In an article at the New York Times, Stuart A. Thompson reports on how conspiracy theorists turn to different search engines to find and point to misinformation. The author mentions the difficulty of “data voids” with trending topics.

Newer and more esoteric conspiracy theories are far more likely to return misleading results because of the so-called data void. Conspiracy theorists tend to publish content about new ideas long before mainstream sources, dominating search results as the terms begin spreading online. Other topics never grab the attention of mainstream sources, giving the conspiracy theorists a long-term presence in search results.

In an article by Yuval Noah Harari at the Financial Times, he talks about how Israel has “vaccines for data” deal with the company Pfizer:

Meanwhile, Israel has the seventh highest average confirmed case rate, and to counter the disaster it resorted to a “vaccines for data” deal with the American corporation Pfizer. Pfizer agreed to provide Israel with enough vaccines for the entire population, in exchange for huge amounts of valuable data, raising concerns about privacy and data monopoly, and demonstrating that citizens’ data is now one of the most valuable state assets.

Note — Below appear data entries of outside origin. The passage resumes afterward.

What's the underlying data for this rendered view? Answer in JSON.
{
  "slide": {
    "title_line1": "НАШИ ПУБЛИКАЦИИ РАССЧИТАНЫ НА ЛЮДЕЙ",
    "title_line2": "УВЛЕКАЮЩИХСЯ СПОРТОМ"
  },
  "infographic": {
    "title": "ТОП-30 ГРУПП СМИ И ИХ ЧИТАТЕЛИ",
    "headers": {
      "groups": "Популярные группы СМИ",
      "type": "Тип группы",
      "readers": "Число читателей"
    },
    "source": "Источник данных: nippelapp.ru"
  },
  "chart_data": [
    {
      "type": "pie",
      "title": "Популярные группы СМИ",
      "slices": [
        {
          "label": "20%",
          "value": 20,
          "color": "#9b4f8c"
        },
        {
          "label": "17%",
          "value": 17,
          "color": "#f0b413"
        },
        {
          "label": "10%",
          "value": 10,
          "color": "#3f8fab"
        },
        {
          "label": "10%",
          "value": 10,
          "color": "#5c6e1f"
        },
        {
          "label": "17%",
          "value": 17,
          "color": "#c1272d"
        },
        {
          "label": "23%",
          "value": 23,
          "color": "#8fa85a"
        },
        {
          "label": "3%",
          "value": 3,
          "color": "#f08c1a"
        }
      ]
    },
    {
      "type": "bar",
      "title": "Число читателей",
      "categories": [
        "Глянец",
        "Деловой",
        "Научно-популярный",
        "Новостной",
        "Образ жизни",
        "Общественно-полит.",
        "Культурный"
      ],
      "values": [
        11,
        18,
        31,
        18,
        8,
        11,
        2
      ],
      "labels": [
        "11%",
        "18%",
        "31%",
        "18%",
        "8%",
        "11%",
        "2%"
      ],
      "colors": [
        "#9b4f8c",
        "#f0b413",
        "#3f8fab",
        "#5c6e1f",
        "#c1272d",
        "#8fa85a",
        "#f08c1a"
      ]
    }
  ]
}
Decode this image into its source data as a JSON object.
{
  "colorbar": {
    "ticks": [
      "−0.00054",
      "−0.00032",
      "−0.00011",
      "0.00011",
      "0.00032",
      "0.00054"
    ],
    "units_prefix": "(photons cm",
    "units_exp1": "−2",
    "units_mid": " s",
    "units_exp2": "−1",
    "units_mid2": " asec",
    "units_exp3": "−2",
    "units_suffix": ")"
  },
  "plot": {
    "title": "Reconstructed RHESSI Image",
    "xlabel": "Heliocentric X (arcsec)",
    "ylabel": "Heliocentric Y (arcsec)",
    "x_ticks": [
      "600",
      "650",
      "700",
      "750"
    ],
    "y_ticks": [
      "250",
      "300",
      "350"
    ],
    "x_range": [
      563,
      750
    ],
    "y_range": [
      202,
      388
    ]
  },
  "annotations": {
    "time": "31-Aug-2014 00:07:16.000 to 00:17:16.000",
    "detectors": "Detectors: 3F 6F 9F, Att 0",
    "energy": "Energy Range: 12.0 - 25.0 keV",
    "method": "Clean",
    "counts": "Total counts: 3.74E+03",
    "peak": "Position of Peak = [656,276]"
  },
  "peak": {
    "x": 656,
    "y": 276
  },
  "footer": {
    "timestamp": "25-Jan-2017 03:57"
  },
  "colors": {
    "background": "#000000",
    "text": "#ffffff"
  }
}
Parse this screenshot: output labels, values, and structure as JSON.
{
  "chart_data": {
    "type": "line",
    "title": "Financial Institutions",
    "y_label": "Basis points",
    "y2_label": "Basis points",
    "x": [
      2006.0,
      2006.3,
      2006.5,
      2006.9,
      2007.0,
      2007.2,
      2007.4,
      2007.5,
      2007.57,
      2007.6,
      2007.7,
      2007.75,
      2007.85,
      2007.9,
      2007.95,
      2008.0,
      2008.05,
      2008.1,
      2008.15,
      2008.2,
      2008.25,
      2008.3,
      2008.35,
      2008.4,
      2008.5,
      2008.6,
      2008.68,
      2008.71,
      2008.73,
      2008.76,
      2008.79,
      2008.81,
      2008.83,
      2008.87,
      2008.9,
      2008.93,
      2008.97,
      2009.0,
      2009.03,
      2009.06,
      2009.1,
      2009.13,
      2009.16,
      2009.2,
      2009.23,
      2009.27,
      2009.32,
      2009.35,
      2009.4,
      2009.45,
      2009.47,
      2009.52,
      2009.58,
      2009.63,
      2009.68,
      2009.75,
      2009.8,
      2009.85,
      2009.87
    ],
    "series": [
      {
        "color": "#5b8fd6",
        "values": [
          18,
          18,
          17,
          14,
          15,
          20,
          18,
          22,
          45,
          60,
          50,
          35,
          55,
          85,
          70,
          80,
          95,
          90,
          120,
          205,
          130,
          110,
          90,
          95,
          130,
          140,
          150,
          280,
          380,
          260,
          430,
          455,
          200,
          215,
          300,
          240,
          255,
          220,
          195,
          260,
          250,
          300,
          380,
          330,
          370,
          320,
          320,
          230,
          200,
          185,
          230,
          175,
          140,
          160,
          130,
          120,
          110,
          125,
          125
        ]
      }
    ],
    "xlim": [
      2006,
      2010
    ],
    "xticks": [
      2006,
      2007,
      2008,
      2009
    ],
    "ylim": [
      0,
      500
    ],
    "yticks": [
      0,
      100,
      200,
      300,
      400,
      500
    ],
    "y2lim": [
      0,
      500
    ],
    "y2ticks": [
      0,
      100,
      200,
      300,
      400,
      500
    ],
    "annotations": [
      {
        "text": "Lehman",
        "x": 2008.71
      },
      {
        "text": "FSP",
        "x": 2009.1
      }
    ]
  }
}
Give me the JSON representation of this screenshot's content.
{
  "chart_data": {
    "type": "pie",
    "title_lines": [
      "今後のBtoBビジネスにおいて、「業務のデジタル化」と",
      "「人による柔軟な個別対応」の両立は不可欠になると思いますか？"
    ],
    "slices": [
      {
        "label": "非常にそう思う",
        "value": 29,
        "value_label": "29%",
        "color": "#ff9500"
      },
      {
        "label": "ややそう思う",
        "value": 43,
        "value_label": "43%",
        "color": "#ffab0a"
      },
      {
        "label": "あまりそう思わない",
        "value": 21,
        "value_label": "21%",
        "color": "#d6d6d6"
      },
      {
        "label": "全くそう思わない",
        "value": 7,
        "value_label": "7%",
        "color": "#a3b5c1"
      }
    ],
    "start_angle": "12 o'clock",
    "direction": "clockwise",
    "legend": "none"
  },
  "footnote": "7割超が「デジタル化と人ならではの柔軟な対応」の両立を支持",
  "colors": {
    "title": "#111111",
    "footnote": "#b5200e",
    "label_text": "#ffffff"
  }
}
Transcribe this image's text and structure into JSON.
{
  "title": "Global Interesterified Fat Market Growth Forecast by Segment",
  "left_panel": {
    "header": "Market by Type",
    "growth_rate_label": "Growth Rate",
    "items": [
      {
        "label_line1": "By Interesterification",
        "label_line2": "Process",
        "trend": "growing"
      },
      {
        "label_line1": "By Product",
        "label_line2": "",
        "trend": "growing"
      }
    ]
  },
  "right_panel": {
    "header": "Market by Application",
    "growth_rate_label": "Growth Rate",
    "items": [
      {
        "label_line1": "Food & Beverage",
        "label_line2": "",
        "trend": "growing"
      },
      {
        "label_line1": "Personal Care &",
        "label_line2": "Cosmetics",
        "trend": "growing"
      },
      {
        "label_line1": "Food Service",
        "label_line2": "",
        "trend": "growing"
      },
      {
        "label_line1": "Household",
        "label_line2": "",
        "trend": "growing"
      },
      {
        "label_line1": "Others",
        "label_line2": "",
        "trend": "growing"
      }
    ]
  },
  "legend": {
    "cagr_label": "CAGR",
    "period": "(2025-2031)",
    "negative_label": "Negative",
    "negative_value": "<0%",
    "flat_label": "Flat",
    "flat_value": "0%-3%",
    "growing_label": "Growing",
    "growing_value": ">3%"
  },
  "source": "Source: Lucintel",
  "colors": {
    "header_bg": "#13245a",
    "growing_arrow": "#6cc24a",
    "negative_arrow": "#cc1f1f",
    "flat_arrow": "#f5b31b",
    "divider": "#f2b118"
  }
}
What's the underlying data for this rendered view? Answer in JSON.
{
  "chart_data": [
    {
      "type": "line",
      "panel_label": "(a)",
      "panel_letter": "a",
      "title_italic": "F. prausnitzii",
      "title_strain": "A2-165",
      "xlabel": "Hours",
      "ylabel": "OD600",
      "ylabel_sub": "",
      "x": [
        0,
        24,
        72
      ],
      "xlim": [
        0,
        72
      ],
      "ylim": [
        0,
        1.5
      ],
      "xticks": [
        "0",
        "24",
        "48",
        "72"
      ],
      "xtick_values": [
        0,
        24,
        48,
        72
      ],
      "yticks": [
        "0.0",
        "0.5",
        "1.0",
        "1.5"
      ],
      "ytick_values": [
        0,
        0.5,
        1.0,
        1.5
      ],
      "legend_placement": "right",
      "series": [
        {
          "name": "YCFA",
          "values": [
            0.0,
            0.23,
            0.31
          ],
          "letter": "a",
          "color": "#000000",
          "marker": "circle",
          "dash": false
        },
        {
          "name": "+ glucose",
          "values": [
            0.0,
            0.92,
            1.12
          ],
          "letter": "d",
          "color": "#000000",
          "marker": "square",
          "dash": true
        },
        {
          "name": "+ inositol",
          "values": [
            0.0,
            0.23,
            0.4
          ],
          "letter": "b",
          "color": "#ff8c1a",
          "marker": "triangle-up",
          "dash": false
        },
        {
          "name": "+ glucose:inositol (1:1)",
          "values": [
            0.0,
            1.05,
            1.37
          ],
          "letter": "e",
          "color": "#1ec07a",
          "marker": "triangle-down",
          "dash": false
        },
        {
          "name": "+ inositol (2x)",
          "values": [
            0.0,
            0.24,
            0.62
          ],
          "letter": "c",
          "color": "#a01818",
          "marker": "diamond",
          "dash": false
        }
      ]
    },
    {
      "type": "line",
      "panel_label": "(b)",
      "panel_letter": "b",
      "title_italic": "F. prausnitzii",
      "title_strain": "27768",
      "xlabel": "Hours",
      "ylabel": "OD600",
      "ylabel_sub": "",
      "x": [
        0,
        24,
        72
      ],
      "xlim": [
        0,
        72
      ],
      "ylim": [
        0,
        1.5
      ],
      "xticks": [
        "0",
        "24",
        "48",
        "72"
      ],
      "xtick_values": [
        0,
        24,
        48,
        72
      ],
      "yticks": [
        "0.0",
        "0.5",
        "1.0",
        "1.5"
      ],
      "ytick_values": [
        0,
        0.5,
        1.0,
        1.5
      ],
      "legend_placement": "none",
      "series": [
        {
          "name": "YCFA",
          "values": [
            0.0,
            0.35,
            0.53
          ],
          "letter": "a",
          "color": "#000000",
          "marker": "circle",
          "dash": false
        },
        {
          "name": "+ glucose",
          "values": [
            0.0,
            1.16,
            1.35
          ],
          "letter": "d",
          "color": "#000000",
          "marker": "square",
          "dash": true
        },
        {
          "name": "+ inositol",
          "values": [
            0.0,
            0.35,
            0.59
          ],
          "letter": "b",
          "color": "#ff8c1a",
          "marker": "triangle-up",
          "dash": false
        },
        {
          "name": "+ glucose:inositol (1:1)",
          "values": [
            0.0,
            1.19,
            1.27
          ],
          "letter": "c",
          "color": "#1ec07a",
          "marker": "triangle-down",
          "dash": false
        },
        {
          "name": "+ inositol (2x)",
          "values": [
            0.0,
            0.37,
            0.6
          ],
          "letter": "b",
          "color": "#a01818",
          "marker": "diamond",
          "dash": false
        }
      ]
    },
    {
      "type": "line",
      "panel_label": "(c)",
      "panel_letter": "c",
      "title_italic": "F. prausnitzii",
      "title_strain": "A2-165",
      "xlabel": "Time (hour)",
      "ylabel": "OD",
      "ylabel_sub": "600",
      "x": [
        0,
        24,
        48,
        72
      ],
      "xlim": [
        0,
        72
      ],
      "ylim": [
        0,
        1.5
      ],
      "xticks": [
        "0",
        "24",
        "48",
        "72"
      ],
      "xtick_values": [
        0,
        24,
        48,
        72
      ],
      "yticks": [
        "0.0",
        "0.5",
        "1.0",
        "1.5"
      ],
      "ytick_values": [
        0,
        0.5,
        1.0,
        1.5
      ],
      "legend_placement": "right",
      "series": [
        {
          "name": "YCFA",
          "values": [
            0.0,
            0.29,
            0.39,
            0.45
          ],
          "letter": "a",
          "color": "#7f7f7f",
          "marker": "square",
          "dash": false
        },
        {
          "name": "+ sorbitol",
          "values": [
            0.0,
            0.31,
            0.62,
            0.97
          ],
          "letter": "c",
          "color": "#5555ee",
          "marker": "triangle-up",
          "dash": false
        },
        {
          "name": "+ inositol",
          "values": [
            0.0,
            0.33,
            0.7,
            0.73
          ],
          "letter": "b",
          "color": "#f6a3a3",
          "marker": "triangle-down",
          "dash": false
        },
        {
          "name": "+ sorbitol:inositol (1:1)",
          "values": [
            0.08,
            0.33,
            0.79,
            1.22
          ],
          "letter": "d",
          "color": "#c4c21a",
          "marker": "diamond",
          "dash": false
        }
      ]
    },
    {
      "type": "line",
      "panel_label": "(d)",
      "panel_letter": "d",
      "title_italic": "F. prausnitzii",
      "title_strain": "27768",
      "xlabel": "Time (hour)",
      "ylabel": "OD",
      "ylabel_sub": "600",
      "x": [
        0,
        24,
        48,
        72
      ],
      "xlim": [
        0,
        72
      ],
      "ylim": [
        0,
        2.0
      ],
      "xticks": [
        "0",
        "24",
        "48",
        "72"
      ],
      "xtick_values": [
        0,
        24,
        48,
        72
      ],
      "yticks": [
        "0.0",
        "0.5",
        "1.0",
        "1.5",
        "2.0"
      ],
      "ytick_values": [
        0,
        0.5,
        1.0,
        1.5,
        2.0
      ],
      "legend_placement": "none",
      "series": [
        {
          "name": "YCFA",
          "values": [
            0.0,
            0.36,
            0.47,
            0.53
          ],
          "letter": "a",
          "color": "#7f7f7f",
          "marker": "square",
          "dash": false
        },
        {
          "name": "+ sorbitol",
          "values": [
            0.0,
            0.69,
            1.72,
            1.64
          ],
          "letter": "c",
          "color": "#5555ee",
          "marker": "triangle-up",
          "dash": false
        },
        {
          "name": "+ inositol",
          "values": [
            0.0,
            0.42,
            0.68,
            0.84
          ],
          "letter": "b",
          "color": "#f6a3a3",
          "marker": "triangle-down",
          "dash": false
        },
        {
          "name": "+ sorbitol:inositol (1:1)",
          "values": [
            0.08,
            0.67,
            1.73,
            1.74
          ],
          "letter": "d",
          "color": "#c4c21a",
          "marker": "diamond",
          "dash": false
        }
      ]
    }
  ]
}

Read more about it also in an article titled “Vaccines For Data: Israel’s Pfizer Deal Drives Quick Rollout — And Privacy Worries” at

Politico reported on some new EU regulations which would restrict the exports of surveillance technologies by companies.

The update to EU rules, expected to be agreed within weeks, would set up a comprehensive EU list of technologies that governments can control through licensing. It would also increase due diligence obligations on companies to check if their goods can be used by their clients to violate human rights.

An article from CNET reports on the use of “keyword warrants” in police investigations the US:

Typically, probable cause is needed for search warrants, which are associated with a suspect or address. The demands for information are narrowly tailored to a specific individual. Keyword warrants go against that concept by giving up data on a large group of people associated with searching for certain phrases.

Sarah Jeong at The Verge writes about what she calls the ideology “information-nationalism.” According to her this ideology has two main assumptions:

  1. When your country acknowledges human rights abuses, you are made weak
  2. You can weaken rival nation-states by exposing their human rights abuses

And that information-nationalism “is not about mythologies or misinformation. When you play the game of information-nationalism, you don’t slander your enemies; you tell the truth about them, while hiding the truth about yourself.